WSA WINNER MARIA RESSA WINS NOBEL PEACE PRICE
Reforming journalism - WSA Winner Maria Ressa recieves Nobel Peace Prize
"When you don't have facts... you don't have a shared reality, you can't have democracy," says 2021 Nobel laureate and Rappler CEO Maria Ressa on CNN's Fareed Zakaria GPS.
Maria Ressa is the first individual winner of a Nobel prize from the Philippines, winning it for her outstanding work as the Co-Founder of WSA Winner 2015 Rappler online news website. Berit Reiss-Andersen, the chair of the Norwegian Nobel committee, said the journalists Philippine Maria Ressa and Russian Dmitry Muratov were named winners because the "work of journalists is absolutely necessary to achieve these goals, and in that manner, develop democracy. [..] Freedom of expression is full of paradoxes, and conveying fake news and information that is propaganda and untrue is also a violation of freedom of expression."
In 2015, Rappler was nominated and awarded as WSA winner in the category News and Media. The word Rappler comes from the root words rap (to discuss) + ripple (to make waves). Powered by technology, Rappler delivers uncompromised journalism and stories that inspire smart conversations, community engagement and ignite digitally-fuelled actions for social change. The portal has grown prominent through investigative reporting, including into large scale killings during a police campaign against drugs. This is also what convinved the WSA Jury in 2015.
The Rappler Team presented their solution at the WSA Global Congress 2016, Singapore.

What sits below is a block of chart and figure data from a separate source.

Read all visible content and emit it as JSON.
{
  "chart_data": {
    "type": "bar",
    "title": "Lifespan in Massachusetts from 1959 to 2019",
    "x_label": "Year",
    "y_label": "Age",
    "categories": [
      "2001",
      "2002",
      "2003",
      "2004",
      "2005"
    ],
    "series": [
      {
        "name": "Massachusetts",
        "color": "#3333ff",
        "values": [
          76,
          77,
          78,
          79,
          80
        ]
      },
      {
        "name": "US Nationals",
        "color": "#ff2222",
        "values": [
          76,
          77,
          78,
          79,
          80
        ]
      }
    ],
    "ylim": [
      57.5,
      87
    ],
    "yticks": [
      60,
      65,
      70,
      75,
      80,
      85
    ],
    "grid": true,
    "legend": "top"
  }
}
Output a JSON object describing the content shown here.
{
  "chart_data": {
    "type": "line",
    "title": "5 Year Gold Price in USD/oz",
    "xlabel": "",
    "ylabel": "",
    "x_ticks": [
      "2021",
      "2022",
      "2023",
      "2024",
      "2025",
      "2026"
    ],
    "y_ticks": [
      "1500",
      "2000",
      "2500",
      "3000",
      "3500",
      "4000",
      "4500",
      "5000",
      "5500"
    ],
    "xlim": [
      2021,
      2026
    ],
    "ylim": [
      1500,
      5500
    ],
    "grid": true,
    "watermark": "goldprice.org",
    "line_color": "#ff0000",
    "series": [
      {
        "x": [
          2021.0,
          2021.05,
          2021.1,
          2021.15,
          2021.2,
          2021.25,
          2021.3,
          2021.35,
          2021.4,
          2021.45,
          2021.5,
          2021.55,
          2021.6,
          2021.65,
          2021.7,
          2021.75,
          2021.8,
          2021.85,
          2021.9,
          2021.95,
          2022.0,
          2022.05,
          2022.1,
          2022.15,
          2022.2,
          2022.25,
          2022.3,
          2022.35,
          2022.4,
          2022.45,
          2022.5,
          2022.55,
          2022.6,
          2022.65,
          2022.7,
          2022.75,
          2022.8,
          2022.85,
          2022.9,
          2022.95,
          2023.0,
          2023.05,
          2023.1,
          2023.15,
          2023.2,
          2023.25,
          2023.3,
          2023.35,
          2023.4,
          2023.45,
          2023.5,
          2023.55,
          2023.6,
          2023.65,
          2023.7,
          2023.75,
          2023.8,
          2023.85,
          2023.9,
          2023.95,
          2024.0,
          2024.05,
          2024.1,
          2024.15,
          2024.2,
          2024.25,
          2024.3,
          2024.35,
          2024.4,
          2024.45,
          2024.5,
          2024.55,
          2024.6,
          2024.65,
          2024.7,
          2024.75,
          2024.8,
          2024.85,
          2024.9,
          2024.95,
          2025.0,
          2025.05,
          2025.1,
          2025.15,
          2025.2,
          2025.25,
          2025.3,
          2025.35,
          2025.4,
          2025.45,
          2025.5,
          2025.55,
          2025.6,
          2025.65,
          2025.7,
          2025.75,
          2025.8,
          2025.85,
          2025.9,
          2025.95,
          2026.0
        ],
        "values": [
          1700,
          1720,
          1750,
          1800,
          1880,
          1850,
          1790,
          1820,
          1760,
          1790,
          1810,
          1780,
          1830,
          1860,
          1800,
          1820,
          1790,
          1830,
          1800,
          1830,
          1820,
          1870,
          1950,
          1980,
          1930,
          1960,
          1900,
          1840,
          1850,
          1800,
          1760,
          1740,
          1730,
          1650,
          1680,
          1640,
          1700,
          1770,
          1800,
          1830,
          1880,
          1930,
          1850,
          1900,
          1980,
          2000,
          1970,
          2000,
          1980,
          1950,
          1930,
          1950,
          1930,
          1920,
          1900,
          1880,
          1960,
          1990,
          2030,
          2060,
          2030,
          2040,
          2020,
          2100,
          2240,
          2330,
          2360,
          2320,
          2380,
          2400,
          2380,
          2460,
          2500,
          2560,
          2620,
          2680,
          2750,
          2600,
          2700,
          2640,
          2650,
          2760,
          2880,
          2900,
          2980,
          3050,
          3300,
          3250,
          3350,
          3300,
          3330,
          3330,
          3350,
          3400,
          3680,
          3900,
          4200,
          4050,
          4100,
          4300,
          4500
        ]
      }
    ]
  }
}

"I've read many local newspapers and magazines, but Rappler is the most interesting by far. Excerpts from the CEOs message are strong words of one who has a strong advocacy for truth and transparency: Rappler promises uncompromised journalism that inspires smart conversations and ignites a thirst for change. The team believes in the power of emotions and as neuroscientists say, the act of labeling emotions increases our ability to reason. Here's a newspaper that really makes you a part of the daily news, " reasoned the WSA National Expert for the Philippines.
A Nobel Prize for both - women and journalism
"When news organizations lost our gatekeeping powers to technology platforms, those platforms abdicated their responsibility to the public sphere and that has made facts debatable because the data – facts and lies are treated equally," Ressa told Al Jazeera English in an interview on Friday night, October 8, after she was announced a 2021 Nobel Laureate. She is a strong advocate that social media is a threat to democracy and failing to halt the spread of misinformation.

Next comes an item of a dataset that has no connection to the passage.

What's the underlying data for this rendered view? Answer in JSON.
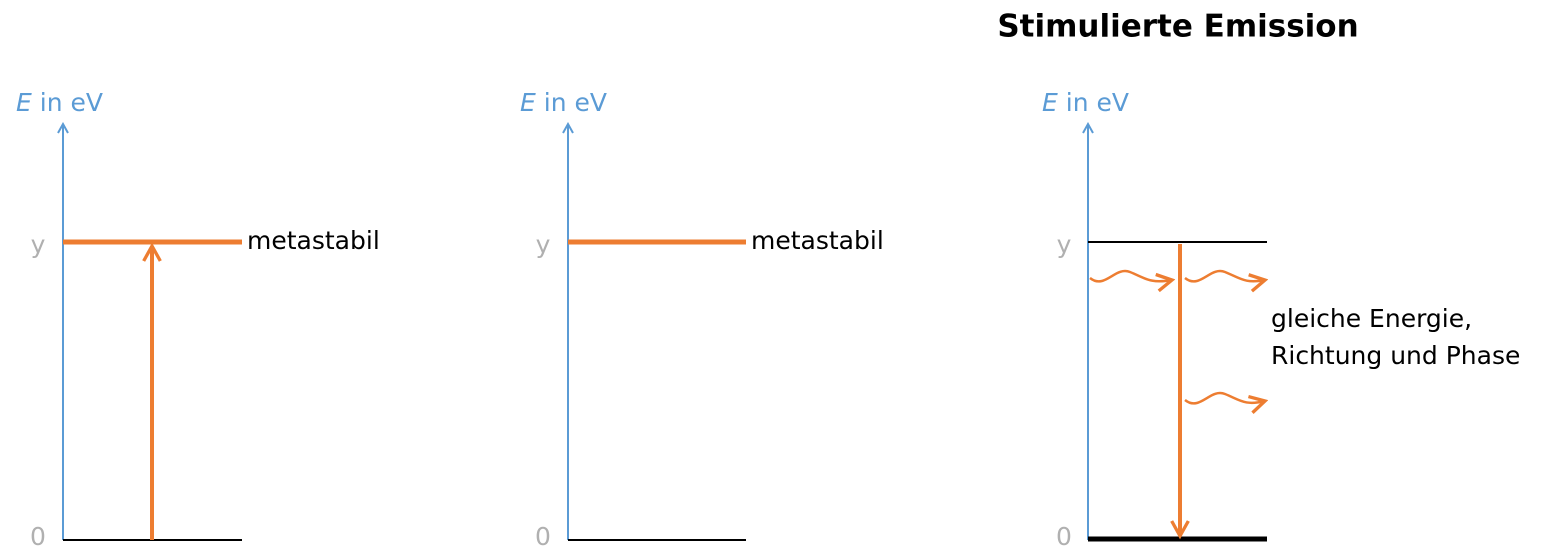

The Nobel Peace Prize for journalists is rare. The last time was in 1935, when German Carl von Ossietzky won it for revealing his country's secret post-war rearmament program. Maria also joins the only 18 women to win the Nobel Prize.

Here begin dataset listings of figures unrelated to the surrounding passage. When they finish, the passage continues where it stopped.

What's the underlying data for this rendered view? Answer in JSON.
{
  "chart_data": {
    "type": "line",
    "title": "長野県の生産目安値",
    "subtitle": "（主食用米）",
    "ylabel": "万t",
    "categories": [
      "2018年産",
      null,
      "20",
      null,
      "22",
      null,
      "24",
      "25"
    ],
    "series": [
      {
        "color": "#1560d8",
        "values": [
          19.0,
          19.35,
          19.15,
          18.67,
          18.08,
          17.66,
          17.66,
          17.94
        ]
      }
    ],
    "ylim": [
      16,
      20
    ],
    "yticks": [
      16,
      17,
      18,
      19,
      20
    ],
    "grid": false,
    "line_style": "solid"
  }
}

Maria Ressa was one of several journalists named Time Magazine Person of the Year in 2018 for fighting media intimidation, and her legal battles have raised international concern about the harassment of media in the Philippines, a country once seen as a standard bearer for press freedom in Asia. In April 2021, Maria Ressa received the UNESCO/Guillermo Cano World Press Freedom Prize.